Страница 3 из 12
Отец не любил надевать ордена, но что меня, девчонку, поражало, так это его нелюбовь к генеральской форме. Ему в конце войны присвоили звание генерала. Сталин в качестве дополнительной награды одарил всех работников транспорта – морского, речного и железнодорожного – воинскими званиями. Отец относился к этому скептически, считал, что не заслужил таких почестей, и потому висевший в шкафу ослепительно-белый парадный генеральский мундир никогда не надевал, разве только по официальным случаям. Мне же тогда казалось, что нет никого красивее на свете, чем мой папа в парадной форме. Я уговаривала его надеть ее, но в ответ отец отшучивался, а один раз так меня «отбрил» (он был очень вспыльчив), что уговаривать его мне расхотелось.

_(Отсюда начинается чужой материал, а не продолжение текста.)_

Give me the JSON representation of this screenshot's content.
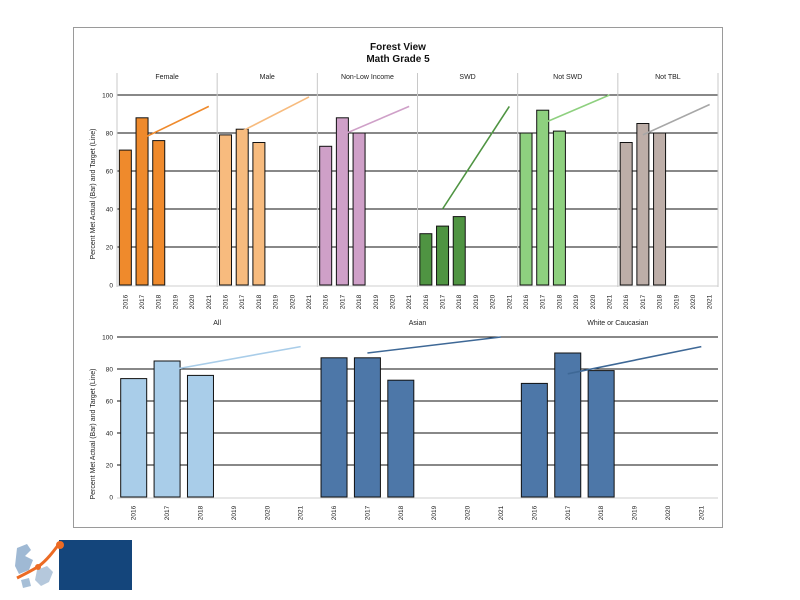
{
  "figure": {
    "title": "Forest View",
    "subtitle": "Math Grade 5",
    "ylabel": "Percent Met Actual (Bar) and Target (Line)"
  },
  "chart_data": [
    {
      "type": "bar",
      "title": "Forest View",
      "subtitle": "Math Grade 5",
      "ylabel": "Percent Met Actual (Bar) and Target (Line)",
      "ylim": [
        0,
        100
      ],
      "yticks": [
        0,
        20,
        40,
        60,
        80,
        100
      ],
      "grid": true,
      "categories": [
        "2016",
        "2017",
        "2018",
        "2019",
        "2020",
        "2021"
      ],
      "panels": [
        {
          "name": "Female",
          "color": "#ef8a2c",
          "values": [
            71,
            88,
            76,
            null,
            null,
            null
          ],
          "target_from": [
            2017,
            77
          ],
          "target_to": [
            2021,
            94
          ]
        },
        {
          "name": "Male",
          "color": "#f7bb7e",
          "values": [
            79,
            82,
            75,
            null,
            null,
            null
          ],
          "target_from": [
            2017,
            81
          ],
          "target_to": [
            2021,
            99
          ]
        },
        {
          "name": "Non-Low Income",
          "color": "#cfa0c8",
          "values": [
            73,
            88,
            80,
            null,
            null,
            null
          ],
          "target_from": [
            2017,
            79
          ],
          "target_to": [
            2021,
            94
          ]
        },
        {
          "name": "SWD",
          "color": "#4f9442",
          "values": [
            27,
            31,
            36,
            null,
            null,
            null
          ],
          "target_from": [
            2017,
            40
          ],
          "target_to": [
            2021,
            94
          ]
        },
        {
          "name": "Not SWD",
          "color": "#8ed07f",
          "values": [
            80,
            92,
            81,
            null,
            null,
            null
          ],
          "target_from": [
            2017,
            85
          ],
          "target_to": [
            2021,
            100
          ]
        },
        {
          "name": "Not TBL",
          "color": "#bdaea8",
          "values": [
            75,
            85,
            80,
            null,
            null,
            null
          ],
          "target_from": [
            2017,
            79
          ],
          "target_to": [
            2021,
            95
          ]
        }
      ]
    },
    {
      "type": "bar",
      "ylabel": "Percent Met Actual (Bar) and Target (Line)",
      "ylim": [
        0,
        100
      ],
      "yticks": [
        0,
        20,
        40,
        60,
        80,
        100
      ],
      "grid": true,
      "categories": [
        "2016",
        "2017",
        "2018",
        "2019",
        "2020",
        "2021"
      ],
      "panels": [
        {
          "name": "All",
          "color": "#a9cde9",
          "values": [
            74,
            85,
            76,
            null,
            null,
            null
          ],
          "target_from": [
            2017,
            79
          ],
          "target_to": [
            2021,
            94
          ]
        },
        {
          "name": "Asian",
          "color": "#4d77a8",
          "values": [
            87,
            87,
            73,
            null,
            null,
            null
          ],
          "target_from": [
            2017,
            90
          ],
          "target_to": [
            2021,
            100
          ]
        },
        {
          "name": "White or Caucasian",
          "color": "#4d77a8",
          "values": [
            71,
            90,
            79,
            null,
            null,
            null
          ],
          "target_from": [
            2017,
            77
          ],
          "target_to": [
            2021,
            94
          ]
        }
      ]
    }
  ],
  "colors": {
    "target_line_female": "#ef8a2c",
    "target_line_male": "#f7bb7e",
    "target_line_nonlow": "#cfa0c8",
    "target_line_swd": "#4f9442",
    "target_line_notswd": "#8ed07f",
    "target_line_nottbl": "#a7a7a7",
    "target_line_all": "#a9cde9",
    "target_line_asian": "#3e6896",
    "target_line_white": "#3e6896",
    "logo_navy": "#14457b",
    "logo_orange": "#ec6b24"
  },
  "logo": {
    "icon": "district-logo-icon"
  }
}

Мой папа – «ответственный работник»
1945 год. Победа. Мы уже больше года живем в Москве. Но окна нашей квартиры (а мы приехали к папе в новую двухкомнатную квартиру в доме, построенном для «ответственных работников» Министерства речного флота) все еще заклеены светомаскировкой. В последний год войны в Москве часто звучали салюты. Почти каждый день по радио сообщали, что наши взяли новый город, село, высоту. И если брали большой город – салют! Все, и мальчишки и девчонки, собирали «ракетницы», которые были нашей разменной монетой. Их меняли на фантики. Ими расплачивались, когда играли в ножички во дворе. Их хранили как самое дорогое в коробочках.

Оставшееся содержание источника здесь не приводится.